Eärendil, Elwing - both may live. Or they may not. Or if they have the life of the Eldar, will they have elven memory also? He cannot tell. He - Tuor the blessed, Tuor the fool, with hope unfounded under the light of the sun.

In this starless dark, though Sirion is near, and the smell of the sea is in the air, he has no Vala-given voice, such as spoke through him that day before the Last Gate. No promise, not yet, no voice but his own. But he has that, and she is here, a daughter of the Edain. He will not forget that once she spoke Rían’s name, when he himself could not. 

He tells Elwing what he can, in the language they have learned together, a language carried over from beyond the mountains in the east, a language of bits and pieces, unravelled, forgotten, stitched back together. Son of a forgotten mother, who is he to speak of memory? He tells her what he has learned, what Gileth knew, and Dírhaval does, and his daughter, young as she is, will know in the end. He, Tuor, would have learned it sooner, had his fate not been so closely intertwined with that of the Eldar.

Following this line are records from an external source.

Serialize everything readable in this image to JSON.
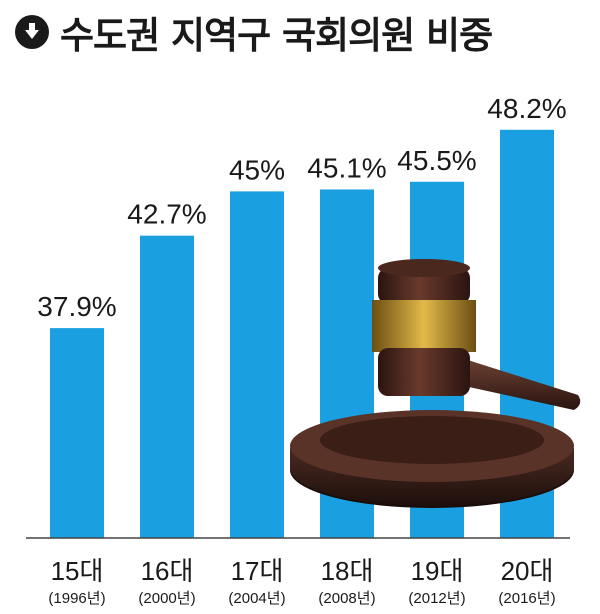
{
  "header": {
    "icon": "down-arrow-circle-icon",
    "title": "수도권 지역구 국회의원 비중"
  },
  "colors": {
    "bar": "#1aa0e0",
    "text": "#1a1a1a",
    "baseline": "#444444"
  },
  "chart_data": {
    "type": "bar",
    "title": "수도권 지역구 국회의원 비중",
    "categories": [
      "15대",
      "16대",
      "17대",
      "18대",
      "19대",
      "20대"
    ],
    "sublabels": [
      "(1996년)",
      "(2000년)",
      "(2004년)",
      "(2008년)",
      "(2012년)",
      "(2016년)"
    ],
    "values": [
      37.9,
      42.7,
      45,
      45.1,
      45.5,
      48.2
    ],
    "value_labels": [
      "37.9%",
      "42.7%",
      "45%",
      "45.1%",
      "45.5%",
      "48.2%"
    ],
    "xlabel": "",
    "ylabel": "",
    "ylim": [
      27,
      48.5
    ],
    "grid": false,
    "legend": "none",
    "decoration": "gavel-image"
  }
}
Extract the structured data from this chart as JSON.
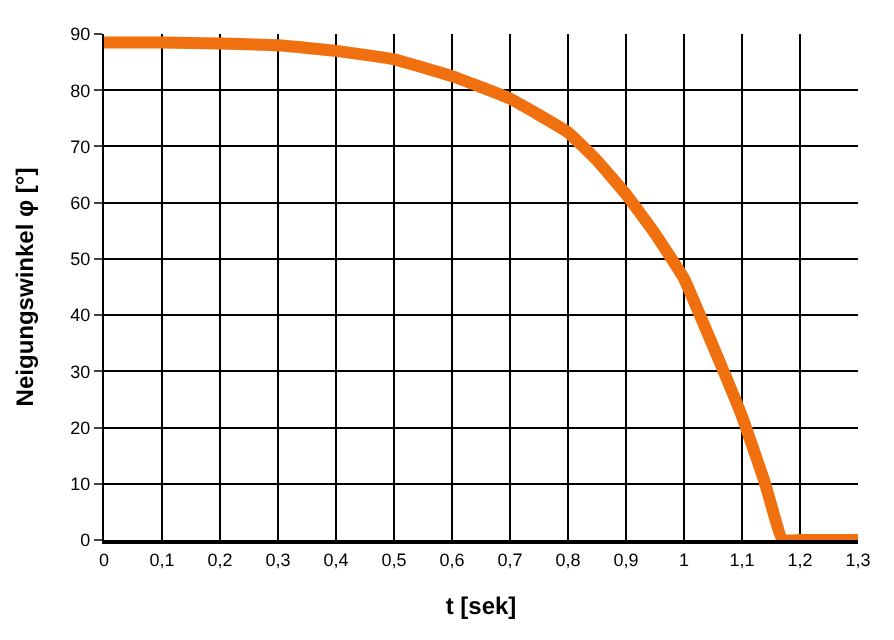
{
  "chart_data": {
    "type": "line",
    "xlabel": "t [sek]",
    "ylabel": "Neigungswinkel φ [°]",
    "x": [
      0,
      0.1,
      0.2,
      0.3,
      0.4,
      0.5,
      0.6,
      0.7,
      0.8,
      0.85,
      0.9,
      0.95,
      1.0,
      1.05,
      1.1,
      1.14,
      1.17,
      1.2,
      1.3
    ],
    "series": [
      {
        "color": "#f07010",
        "values": [
          88.5,
          88.5,
          88.3,
          88,
          87,
          85.5,
          82.5,
          78.5,
          72.5,
          67.5,
          61.5,
          54.5,
          46.5,
          34.5,
          22,
          10,
          0,
          0,
          0
        ]
      }
    ],
    "xlim": [
      0,
      1.3
    ],
    "ylim": [
      0,
      90
    ],
    "xticks": [
      0,
      {
        "value": 0.1,
        "label": "0,1"
      },
      {
        "value": 0.2,
        "label": "0,2"
      },
      {
        "value": 0.3,
        "label": "0,3"
      },
      {
        "value": 0.4,
        "label": "0,4"
      },
      {
        "value": 0.5,
        "label": "0,5"
      },
      {
        "value": 0.6,
        "label": "0,6"
      },
      {
        "value": 0.7,
        "label": "0,7"
      },
      {
        "value": 0.8,
        "label": "0,8"
      },
      {
        "value": 0.9,
        "label": "0,9"
      },
      1,
      {
        "value": 1.1,
        "label": "1,1"
      },
      {
        "value": 1.2,
        "label": "1,2"
      },
      {
        "value": 1.3,
        "label": "1,3"
      }
    ],
    "yticks": [
      0,
      10,
      20,
      30,
      40,
      50,
      60,
      70,
      80,
      90
    ],
    "grid": true,
    "marker": "none",
    "line_style": "solid",
    "legend": false
  }
}
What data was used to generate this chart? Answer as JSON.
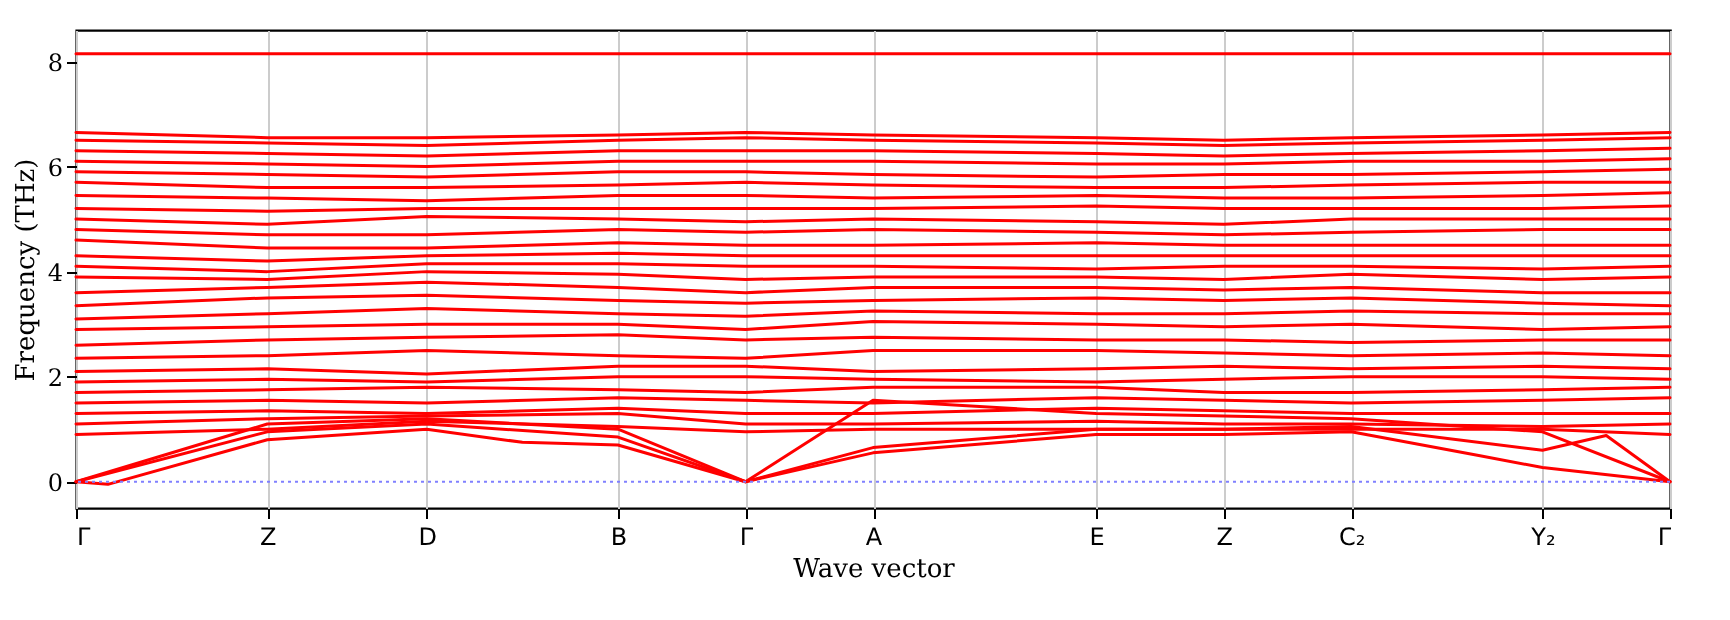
{
  "chart_data": {
    "type": "line",
    "xlabel": "Wave vector",
    "ylabel": "Frequency (THz)",
    "ylim": [
      -0.5,
      8.6
    ],
    "yticks": [
      0,
      2,
      4,
      6,
      8
    ],
    "grid": "x",
    "legend": false,
    "ref_lines": [
      {
        "axis": "y",
        "value": 0,
        "color": "#8080ff",
        "line_style": "dotted"
      }
    ],
    "categories": [
      "Γ",
      null,
      null,
      null,
      null,
      null,
      "Z",
      null,
      null,
      null,
      null,
      "D",
      null,
      null,
      null,
      null,
      null,
      "B",
      null,
      null,
      null,
      "Γ",
      null,
      null,
      null,
      "A",
      null,
      null,
      null,
      null,
      null,
      null,
      "E",
      null,
      null,
      null,
      "Z",
      null,
      null,
      null,
      "C₂",
      null,
      null,
      null,
      null,
      null,
      "Y₂",
      null,
      null,
      null,
      "Γ"
    ],
    "series": [
      {
        "color": "#ff0000",
        "values": [
          0,
          -0.05,
          null,
          null,
          null,
          null,
          0.8,
          null,
          null,
          null,
          null,
          1.0,
          null,
          null,
          0.75,
          null,
          null,
          0.7,
          null,
          null,
          null,
          0,
          null,
          null,
          null,
          0.55,
          null,
          null,
          null,
          null,
          null,
          null,
          0.9,
          null,
          null,
          null,
          0.9,
          null,
          null,
          null,
          0.95,
          null,
          null,
          null,
          0.5,
          null,
          0.27,
          null,
          null,
          null,
          0
        ]
      },
      {
        "color": "#ff0000",
        "values": [
          0,
          null,
          null,
          null,
          null,
          null,
          0.95,
          null,
          null,
          null,
          null,
          1.1,
          null,
          null,
          null,
          null,
          null,
          0.85,
          null,
          null,
          null,
          0,
          null,
          null,
          null,
          0.65,
          null,
          null,
          null,
          null,
          null,
          null,
          1.0,
          null,
          null,
          null,
          1.0,
          null,
          null,
          null,
          1.05,
          null,
          null,
          null,
          null,
          null,
          0.6,
          null,
          0.88,
          null,
          0
        ]
      },
      {
        "color": "#ff0000",
        "values": [
          0,
          null,
          null,
          null,
          null,
          null,
          1.1,
          null,
          null,
          null,
          null,
          1.2,
          null,
          null,
          null,
          null,
          null,
          1.0,
          null,
          null,
          null,
          0,
          null,
          null,
          null,
          1.55,
          null,
          null,
          null,
          null,
          null,
          null,
          1.3,
          null,
          null,
          null,
          1.25,
          null,
          null,
          null,
          1.2,
          null,
          null,
          null,
          null,
          null,
          0.95,
          null,
          null,
          null,
          0
        ]
      },
      {
        "color": "#ff0000",
        "values": [
          0.9,
          null,
          null,
          null,
          null,
          null,
          1.0,
          null,
          null,
          null,
          null,
          1.15,
          null,
          null,
          null,
          null,
          null,
          1.05,
          null,
          null,
          null,
          0.95,
          null,
          null,
          null,
          1.0,
          null,
          null,
          null,
          null,
          null,
          null,
          1.0,
          null,
          null,
          null,
          1.0,
          null,
          null,
          null,
          1.0,
          null,
          null,
          null,
          null,
          null,
          1.0,
          null,
          null,
          null,
          0.9
        ]
      },
      {
        "color": "#ff0000",
        "values": [
          1.1,
          null,
          null,
          null,
          null,
          null,
          1.2,
          null,
          null,
          null,
          null,
          1.25,
          null,
          null,
          null,
          null,
          null,
          1.3,
          null,
          null,
          null,
          1.1,
          null,
          null,
          null,
          1.1,
          null,
          null,
          null,
          null,
          null,
          null,
          1.15,
          null,
          null,
          null,
          1.1,
          null,
          null,
          null,
          1.1,
          null,
          null,
          null,
          null,
          null,
          1.05,
          null,
          null,
          null,
          1.1
        ]
      },
      {
        "color": "#ff0000",
        "values": [
          1.3,
          null,
          null,
          null,
          null,
          null,
          1.35,
          null,
          null,
          null,
          null,
          1.3,
          null,
          null,
          null,
          null,
          null,
          1.4,
          null,
          null,
          null,
          1.3,
          null,
          null,
          null,
          1.3,
          null,
          null,
          null,
          null,
          null,
          null,
          1.4,
          null,
          null,
          null,
          1.35,
          null,
          null,
          null,
          1.3,
          null,
          null,
          null,
          null,
          null,
          1.3,
          null,
          null,
          null,
          1.3
        ]
      },
      {
        "color": "#ff0000",
        "values": [
          1.5,
          null,
          null,
          null,
          null,
          null,
          1.55,
          null,
          null,
          null,
          null,
          1.5,
          null,
          null,
          null,
          null,
          null,
          1.6,
          null,
          null,
          null,
          1.55,
          null,
          null,
          null,
          1.5,
          null,
          null,
          null,
          null,
          null,
          null,
          1.6,
          null,
          null,
          null,
          1.55,
          null,
          null,
          null,
          1.5,
          null,
          null,
          null,
          null,
          null,
          1.55,
          null,
          null,
          null,
          1.6
        ]
      },
      {
        "color": "#ff0000",
        "values": [
          1.7,
          null,
          null,
          null,
          null,
          null,
          1.75,
          null,
          null,
          null,
          null,
          1.8,
          null,
          null,
          null,
          null,
          null,
          1.75,
          null,
          null,
          null,
          1.7,
          null,
          null,
          null,
          1.8,
          null,
          null,
          null,
          null,
          null,
          null,
          1.8,
          null,
          null,
          null,
          1.7,
          null,
          null,
          null,
          1.7,
          null,
          null,
          null,
          null,
          null,
          1.75,
          null,
          null,
          null,
          1.8
        ]
      },
      {
        "color": "#ff0000",
        "values": [
          1.9,
          null,
          null,
          null,
          null,
          null,
          1.95,
          null,
          null,
          null,
          null,
          1.9,
          null,
          null,
          null,
          null,
          null,
          2.0,
          null,
          null,
          null,
          2.0,
          null,
          null,
          null,
          1.95,
          null,
          null,
          null,
          null,
          null,
          null,
          1.9,
          null,
          null,
          null,
          1.95,
          null,
          null,
          null,
          2.0,
          null,
          null,
          null,
          null,
          null,
          2.0,
          null,
          null,
          null,
          1.95
        ]
      },
      {
        "color": "#ff0000",
        "values": [
          2.1,
          null,
          null,
          null,
          null,
          null,
          2.15,
          null,
          null,
          null,
          null,
          2.05,
          null,
          null,
          null,
          null,
          null,
          2.2,
          null,
          null,
          null,
          2.2,
          null,
          null,
          null,
          2.1,
          null,
          null,
          null,
          null,
          null,
          null,
          2.15,
          null,
          null,
          null,
          2.2,
          null,
          null,
          null,
          2.15,
          null,
          null,
          null,
          null,
          null,
          2.2,
          null,
          null,
          null,
          2.15
        ]
      },
      {
        "color": "#ff0000",
        "values": [
          2.35,
          null,
          null,
          null,
          null,
          null,
          2.4,
          null,
          null,
          null,
          null,
          2.5,
          null,
          null,
          null,
          null,
          null,
          2.4,
          null,
          null,
          null,
          2.35,
          null,
          null,
          null,
          2.5,
          null,
          null,
          null,
          null,
          null,
          null,
          2.5,
          null,
          null,
          null,
          2.45,
          null,
          null,
          null,
          2.4,
          null,
          null,
          null,
          null,
          null,
          2.45,
          null,
          null,
          null,
          2.4
        ]
      },
      {
        "color": "#ff0000",
        "values": [
          2.6,
          null,
          null,
          null,
          null,
          null,
          2.7,
          null,
          null,
          null,
          null,
          2.75,
          null,
          null,
          null,
          null,
          null,
          2.8,
          null,
          null,
          null,
          2.7,
          null,
          null,
          null,
          2.75,
          null,
          null,
          null,
          null,
          null,
          null,
          2.7,
          null,
          null,
          null,
          2.7,
          null,
          null,
          null,
          2.65,
          null,
          null,
          null,
          null,
          null,
          2.7,
          null,
          null,
          null,
          2.7
        ]
      },
      {
        "color": "#ff0000",
        "values": [
          2.9,
          null,
          null,
          null,
          null,
          null,
          2.95,
          null,
          null,
          null,
          null,
          3.0,
          null,
          null,
          null,
          null,
          null,
          3.0,
          null,
          null,
          null,
          2.9,
          null,
          null,
          null,
          3.05,
          null,
          null,
          null,
          null,
          null,
          null,
          3.0,
          null,
          null,
          null,
          2.95,
          null,
          null,
          null,
          3.0,
          null,
          null,
          null,
          null,
          null,
          2.9,
          null,
          null,
          null,
          2.95
        ]
      },
      {
        "color": "#ff0000",
        "values": [
          3.1,
          null,
          null,
          null,
          null,
          null,
          3.2,
          null,
          null,
          null,
          null,
          3.3,
          null,
          null,
          null,
          null,
          null,
          3.2,
          null,
          null,
          null,
          3.15,
          null,
          null,
          null,
          3.25,
          null,
          null,
          null,
          null,
          null,
          null,
          3.2,
          null,
          null,
          null,
          3.2,
          null,
          null,
          null,
          3.25,
          null,
          null,
          null,
          null,
          null,
          3.2,
          null,
          null,
          null,
          3.2
        ]
      },
      {
        "color": "#ff0000",
        "values": [
          3.35,
          null,
          null,
          null,
          null,
          null,
          3.5,
          null,
          null,
          null,
          null,
          3.55,
          null,
          null,
          null,
          null,
          null,
          3.45,
          null,
          null,
          null,
          3.4,
          null,
          null,
          null,
          3.45,
          null,
          null,
          null,
          null,
          null,
          null,
          3.5,
          null,
          null,
          null,
          3.45,
          null,
          null,
          null,
          3.5,
          null,
          null,
          null,
          null,
          null,
          3.4,
          null,
          null,
          null,
          3.35
        ]
      },
      {
        "color": "#ff0000",
        "values": [
          3.6,
          null,
          null,
          null,
          null,
          null,
          3.7,
          null,
          null,
          null,
          null,
          3.8,
          null,
          null,
          null,
          null,
          null,
          3.7,
          null,
          null,
          null,
          3.6,
          null,
          null,
          null,
          3.7,
          null,
          null,
          null,
          null,
          null,
          null,
          3.7,
          null,
          null,
          null,
          3.65,
          null,
          null,
          null,
          3.7,
          null,
          null,
          null,
          null,
          null,
          3.6,
          null,
          null,
          null,
          3.6
        ]
      },
      {
        "color": "#ff0000",
        "values": [
          3.9,
          null,
          null,
          null,
          null,
          null,
          3.85,
          null,
          null,
          null,
          null,
          4.0,
          null,
          null,
          null,
          null,
          null,
          3.95,
          null,
          null,
          null,
          3.85,
          null,
          null,
          null,
          3.9,
          null,
          null,
          null,
          null,
          null,
          null,
          3.9,
          null,
          null,
          null,
          3.85,
          null,
          null,
          null,
          3.95,
          null,
          null,
          null,
          null,
          null,
          3.85,
          null,
          null,
          null,
          3.9
        ]
      },
      {
        "color": "#ff0000",
        "values": [
          4.1,
          null,
          null,
          null,
          null,
          null,
          4.0,
          null,
          null,
          null,
          null,
          4.15,
          null,
          null,
          null,
          null,
          null,
          4.15,
          null,
          null,
          null,
          4.1,
          null,
          null,
          null,
          4.1,
          null,
          null,
          null,
          null,
          null,
          null,
          4.05,
          null,
          null,
          null,
          4.1,
          null,
          null,
          null,
          4.1,
          null,
          null,
          null,
          null,
          null,
          4.05,
          null,
          null,
          null,
          4.1
        ]
      },
      {
        "color": "#ff0000",
        "values": [
          4.3,
          null,
          null,
          null,
          null,
          null,
          4.2,
          null,
          null,
          null,
          null,
          4.3,
          null,
          null,
          null,
          null,
          null,
          4.35,
          null,
          null,
          null,
          4.3,
          null,
          null,
          null,
          4.3,
          null,
          null,
          null,
          null,
          null,
          null,
          4.3,
          null,
          null,
          null,
          4.3,
          null,
          null,
          null,
          4.3,
          null,
          null,
          null,
          null,
          null,
          4.3,
          null,
          null,
          null,
          4.3
        ]
      },
      {
        "color": "#ff0000",
        "values": [
          4.6,
          null,
          null,
          null,
          null,
          null,
          4.45,
          null,
          null,
          null,
          null,
          4.45,
          null,
          null,
          null,
          null,
          null,
          4.55,
          null,
          null,
          null,
          4.5,
          null,
          null,
          null,
          4.5,
          null,
          null,
          null,
          null,
          null,
          null,
          4.55,
          null,
          null,
          null,
          4.5,
          null,
          null,
          null,
          4.5,
          null,
          null,
          null,
          null,
          null,
          4.5,
          null,
          null,
          null,
          4.5
        ]
      },
      {
        "color": "#ff0000",
        "values": [
          4.8,
          null,
          null,
          null,
          null,
          null,
          4.7,
          null,
          null,
          null,
          null,
          4.7,
          null,
          null,
          null,
          null,
          null,
          4.8,
          null,
          null,
          null,
          4.75,
          null,
          null,
          null,
          4.8,
          null,
          null,
          null,
          null,
          null,
          null,
          4.75,
          null,
          null,
          null,
          4.7,
          null,
          null,
          null,
          4.75,
          null,
          null,
          null,
          null,
          null,
          4.8,
          null,
          null,
          null,
          4.8
        ]
      },
      {
        "color": "#ff0000",
        "values": [
          5.0,
          null,
          null,
          null,
          null,
          null,
          4.9,
          null,
          null,
          null,
          null,
          5.05,
          null,
          null,
          null,
          null,
          null,
          5.0,
          null,
          null,
          null,
          4.95,
          null,
          null,
          null,
          5.0,
          null,
          null,
          null,
          null,
          null,
          null,
          4.95,
          null,
          null,
          null,
          4.9,
          null,
          null,
          null,
          5.0,
          null,
          null,
          null,
          null,
          null,
          5.0,
          null,
          null,
          null,
          5.0
        ]
      },
      {
        "color": "#ff0000",
        "values": [
          5.2,
          null,
          null,
          null,
          null,
          null,
          5.15,
          null,
          null,
          null,
          null,
          5.2,
          null,
          null,
          null,
          null,
          null,
          5.2,
          null,
          null,
          null,
          5.2,
          null,
          null,
          null,
          5.2,
          null,
          null,
          null,
          null,
          null,
          null,
          5.25,
          null,
          null,
          null,
          5.2,
          null,
          null,
          null,
          5.2,
          null,
          null,
          null,
          null,
          null,
          5.2,
          null,
          null,
          null,
          5.25
        ]
      },
      {
        "color": "#ff0000",
        "values": [
          5.45,
          null,
          null,
          null,
          null,
          null,
          5.4,
          null,
          null,
          null,
          null,
          5.35,
          null,
          null,
          null,
          null,
          null,
          5.45,
          null,
          null,
          null,
          5.45,
          null,
          null,
          null,
          5.4,
          null,
          null,
          null,
          null,
          null,
          null,
          5.45,
          null,
          null,
          null,
          5.4,
          null,
          null,
          null,
          5.4,
          null,
          null,
          null,
          null,
          null,
          5.45,
          null,
          null,
          null,
          5.5
        ]
      },
      {
        "color": "#ff0000",
        "values": [
          5.7,
          null,
          null,
          null,
          null,
          null,
          5.6,
          null,
          null,
          null,
          null,
          5.6,
          null,
          null,
          null,
          null,
          null,
          5.65,
          null,
          null,
          null,
          5.7,
          null,
          null,
          null,
          5.65,
          null,
          null,
          null,
          null,
          null,
          null,
          5.6,
          null,
          null,
          null,
          5.6,
          null,
          null,
          null,
          5.65,
          null,
          null,
          null,
          null,
          null,
          5.7,
          null,
          null,
          null,
          5.7
        ]
      },
      {
        "color": "#ff0000",
        "values": [
          5.9,
          null,
          null,
          null,
          null,
          null,
          5.85,
          null,
          null,
          null,
          null,
          5.8,
          null,
          null,
          null,
          null,
          null,
          5.9,
          null,
          null,
          null,
          5.9,
          null,
          null,
          null,
          5.85,
          null,
          null,
          null,
          null,
          null,
          null,
          5.8,
          null,
          null,
          null,
          5.85,
          null,
          null,
          null,
          5.85,
          null,
          null,
          null,
          null,
          null,
          5.9,
          null,
          null,
          null,
          5.95
        ]
      },
      {
        "color": "#ff0000",
        "values": [
          6.1,
          null,
          null,
          null,
          null,
          null,
          6.05,
          null,
          null,
          null,
          null,
          6.0,
          null,
          null,
          null,
          null,
          null,
          6.1,
          null,
          null,
          null,
          6.1,
          null,
          null,
          null,
          6.1,
          null,
          null,
          null,
          null,
          null,
          null,
          6.05,
          null,
          null,
          null,
          6.05,
          null,
          null,
          null,
          6.1,
          null,
          null,
          null,
          null,
          null,
          6.1,
          null,
          null,
          null,
          6.15
        ]
      },
      {
        "color": "#ff0000",
        "values": [
          6.3,
          null,
          null,
          null,
          null,
          null,
          6.25,
          null,
          null,
          null,
          null,
          6.2,
          null,
          null,
          null,
          null,
          null,
          6.3,
          null,
          null,
          null,
          6.3,
          null,
          null,
          null,
          6.3,
          null,
          null,
          null,
          null,
          null,
          null,
          6.25,
          null,
          null,
          null,
          6.2,
          null,
          null,
          null,
          6.25,
          null,
          null,
          null,
          null,
          null,
          6.3,
          null,
          null,
          null,
          6.35
        ]
      },
      {
        "color": "#ff0000",
        "values": [
          6.5,
          null,
          null,
          null,
          null,
          null,
          6.45,
          null,
          null,
          null,
          null,
          6.4,
          null,
          null,
          null,
          null,
          null,
          6.5,
          null,
          null,
          null,
          6.55,
          null,
          null,
          null,
          6.5,
          null,
          null,
          null,
          null,
          null,
          null,
          6.45,
          null,
          null,
          null,
          6.4,
          null,
          null,
          null,
          6.45,
          null,
          null,
          null,
          null,
          null,
          6.5,
          null,
          null,
          null,
          6.55
        ]
      },
      {
        "color": "#ff0000",
        "values": [
          6.65,
          null,
          null,
          null,
          null,
          null,
          6.55,
          null,
          null,
          null,
          null,
          6.55,
          null,
          null,
          null,
          null,
          null,
          6.6,
          null,
          null,
          null,
          6.65,
          null,
          null,
          null,
          6.6,
          null,
          null,
          null,
          null,
          null,
          null,
          6.55,
          null,
          null,
          null,
          6.5,
          null,
          null,
          null,
          6.55,
          null,
          null,
          null,
          null,
          null,
          6.6,
          null,
          null,
          null,
          6.65
        ]
      },
      {
        "color": "#ff0000",
        "values": [
          8.15,
          null,
          null,
          null,
          null,
          null,
          8.15,
          null,
          null,
          null,
          null,
          8.15,
          null,
          null,
          null,
          null,
          null,
          8.15,
          null,
          null,
          null,
          8.15,
          null,
          null,
          null,
          8.15,
          null,
          null,
          null,
          null,
          null,
          null,
          8.15,
          null,
          null,
          null,
          8.15,
          null,
          null,
          null,
          8.15,
          null,
          null,
          null,
          null,
          null,
          8.15,
          null,
          null,
          null,
          8.15
        ]
      }
    ]
  }
}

Not if you live, he tells her, but while you live, whether forever with the life of the Eldar, or briefly as is the doom of the Edain. Live and remember what you can, speak and sing, and when you are gone others may remember in your stead, until they do not. The Eldar may make jewels of light undying, undimming; but the Edain pass candles from hand to hand, while the wind blows.

 

*

 

In the east, red faintly tinges the sky. Soon the sun will rise. Auta i lómë, aurë entuluva. And have they not all travelled so very far, from east to west, all the people of the Edain? Over mountains and across rivers, through hunger and hardships, loss and death, through so many defeats. Too few, and battered, and lost, and sad, yet they have come. To this last haven, upon the brink. Tuor cannot think that they shall be altogether extinguished.

The night is going, and day will come, and with it his hope, his joy in the world, in the sea that he loves and that loves him. But for now he and Elwing alone remain awake, in the twilight before the dawn, in Beleriand that is beautiful and broken, listening to the sounds of the reeds.